Anyone who's ever marveled at the sea will be awed by the way Loren Adams is able to capture its many moods and hold them fast on his canvas. His shimmering waves, enhanced by reflective materials such as titanium or crushed pearls, still make his oceans come alive. Only now it's the heightened intellectual stimulation with subtle "hidden treasures" of information about ancient cultures, celestial and extraterrestrial visitations that hold the viewer's imagination.
When asked where these images come from, Loren responded, "I have no idea; I always have to say that they come from God. It can start by just staring at the white canvas. When all is ready and the medium and the palette are all mixed, then suddenly it's time and the image comes."

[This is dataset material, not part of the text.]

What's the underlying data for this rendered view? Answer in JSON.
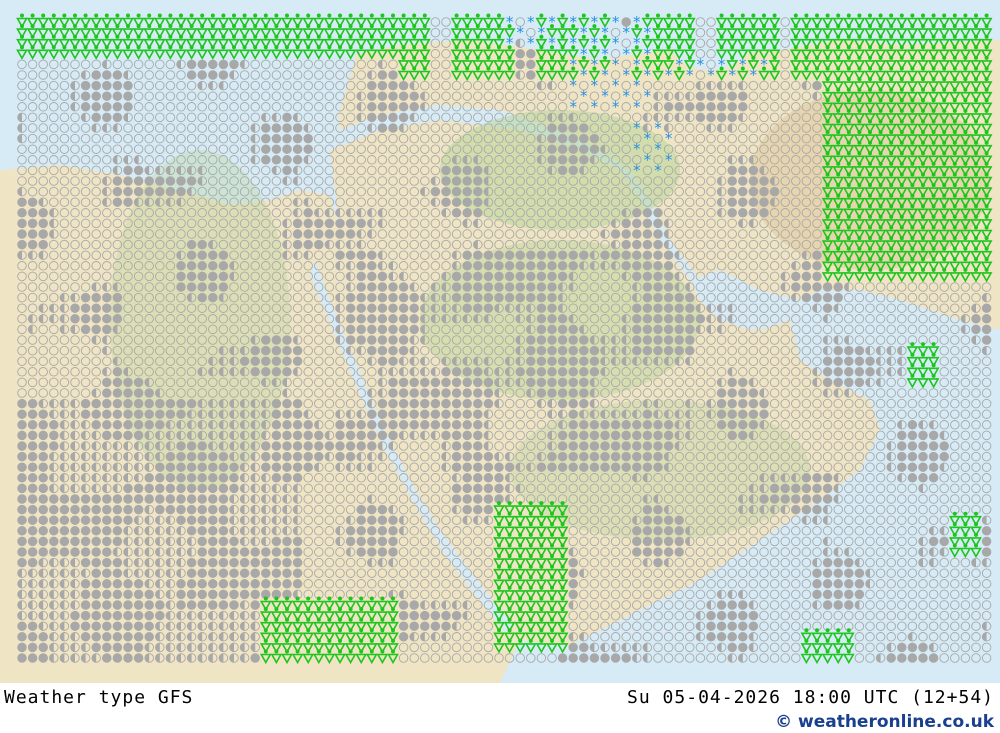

"I start off longing for the image that I see; when the image is present, then I can let off on the pressure. I put the pressure on myself to cause the image to come into existence and I let off the pressure finally when the image appears."
He's been known to work for up to 92 hours at a stretch, running on his energy reserves. "I get thinner, but that doesn't seem to matter. I truly believe that it can't hurt you if you are really enthralled and having a wonderful time. Even though under normal conditions the stress from work can make you tired and worn out, it seems to empower me."
For art to be in the highest category of Fine Art, Adams' believes that it must have, "intellectual stimulation, mathematical perfection, historical significance, and of course, technical excellence. " It has been said that "it's very rare to see an artist with this type of vision who is able to express it with the level of Loren's expertise."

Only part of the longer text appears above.